Что касается общественной деятельности, которой так много сил отдавал Горький, то на этой сцене Алданов - фигура индифферентная. Бросается в глаза алдановская дистанцированность от, казалось бы, кровно ему близкого «еврейского вопроса». С самого начала Первой мировой войны антисемитизм в обществе обострился, и Горький выступал инициатором кампаний борьбы с этим злом. Однако Алданов в них никакого участия не принимал. Более того, в статье «Воспоминания о Максиме Горьком», где говорится, что «он сделал немало добра», о защите Горьким евреев, в том числе и еврейских интеллектуалов-сионистов, преследовавшихся большевиками, не сказал ни слова. Единственный раз, когда слово «антисемитизм» появляется в его портретной характеристике Горького, оно звучит как бы между прочим: «Но в отсутствие коммунистов, он об их вождях, за одним-единственным исключением, отзывался самым ужасающим образом - только разве что не употреблял непечатных слов (он их не любил). Особенно он поносил Зиновьева и зиновьевцев (разумеется, ошибочно приписывать это антисемитизму: по этой части Горький был совершенно безупречен всю жизнь)».
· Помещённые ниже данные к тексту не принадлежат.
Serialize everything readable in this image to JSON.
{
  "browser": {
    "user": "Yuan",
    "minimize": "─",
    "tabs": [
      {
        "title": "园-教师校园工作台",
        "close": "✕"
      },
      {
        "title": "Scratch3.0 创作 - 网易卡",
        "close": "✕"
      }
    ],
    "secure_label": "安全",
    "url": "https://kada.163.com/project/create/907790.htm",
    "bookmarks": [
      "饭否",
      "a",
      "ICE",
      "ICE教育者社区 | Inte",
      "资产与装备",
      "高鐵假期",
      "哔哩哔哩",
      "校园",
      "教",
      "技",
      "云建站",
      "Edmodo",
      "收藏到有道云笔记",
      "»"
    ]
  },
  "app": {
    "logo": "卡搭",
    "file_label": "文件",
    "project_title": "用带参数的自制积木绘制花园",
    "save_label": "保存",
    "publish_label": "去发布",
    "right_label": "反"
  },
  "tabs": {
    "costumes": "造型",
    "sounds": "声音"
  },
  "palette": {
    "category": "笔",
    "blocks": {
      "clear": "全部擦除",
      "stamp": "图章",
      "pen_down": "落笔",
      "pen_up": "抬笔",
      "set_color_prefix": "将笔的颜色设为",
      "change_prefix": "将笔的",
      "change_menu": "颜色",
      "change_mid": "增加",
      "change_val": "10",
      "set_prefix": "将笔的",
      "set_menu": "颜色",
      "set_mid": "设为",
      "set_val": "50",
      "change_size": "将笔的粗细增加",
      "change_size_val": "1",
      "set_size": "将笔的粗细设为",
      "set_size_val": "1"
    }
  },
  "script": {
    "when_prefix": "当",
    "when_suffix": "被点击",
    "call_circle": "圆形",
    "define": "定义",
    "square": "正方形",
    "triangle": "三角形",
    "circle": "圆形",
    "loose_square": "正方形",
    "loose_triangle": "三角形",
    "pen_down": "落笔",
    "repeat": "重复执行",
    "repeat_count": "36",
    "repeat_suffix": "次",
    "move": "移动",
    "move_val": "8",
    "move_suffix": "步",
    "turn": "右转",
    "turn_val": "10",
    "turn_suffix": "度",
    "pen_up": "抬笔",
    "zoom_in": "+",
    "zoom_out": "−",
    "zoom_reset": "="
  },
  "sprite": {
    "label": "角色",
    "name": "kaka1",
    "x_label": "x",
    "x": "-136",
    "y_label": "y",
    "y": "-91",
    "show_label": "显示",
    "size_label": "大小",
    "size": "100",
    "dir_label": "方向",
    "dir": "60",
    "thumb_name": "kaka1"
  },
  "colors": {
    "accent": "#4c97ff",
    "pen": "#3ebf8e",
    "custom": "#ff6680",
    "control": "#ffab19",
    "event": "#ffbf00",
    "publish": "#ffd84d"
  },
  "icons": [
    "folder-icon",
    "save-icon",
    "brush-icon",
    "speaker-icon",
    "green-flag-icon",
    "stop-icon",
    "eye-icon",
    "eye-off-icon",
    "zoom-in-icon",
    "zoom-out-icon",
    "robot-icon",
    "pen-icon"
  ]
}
На сей день не обнаружено каких-либо документов, в которых были бы зафиксированы высказывания Горького о молодом Алданове и о его первых публицистических выступлениях - книгах «Толстой и Роллан» и «Армагедон». Лишь в письме к биохимику-революционеру А. Н. Баху от 10 апреля 1918 года, говоря о планах Общества «Культура и Свобода», осуществить «издание еженедельника, который бы пропагандировал основные принципы культуры и давал читателю возможно полную информацию о деятельности всех культурнопросветительных обществ, клубов, кружков», - Горький в качестве автора статьи «Роль искусства в воспитании человека» называет Алданова, но, в отличие от других авторов, не указывает его инициалов.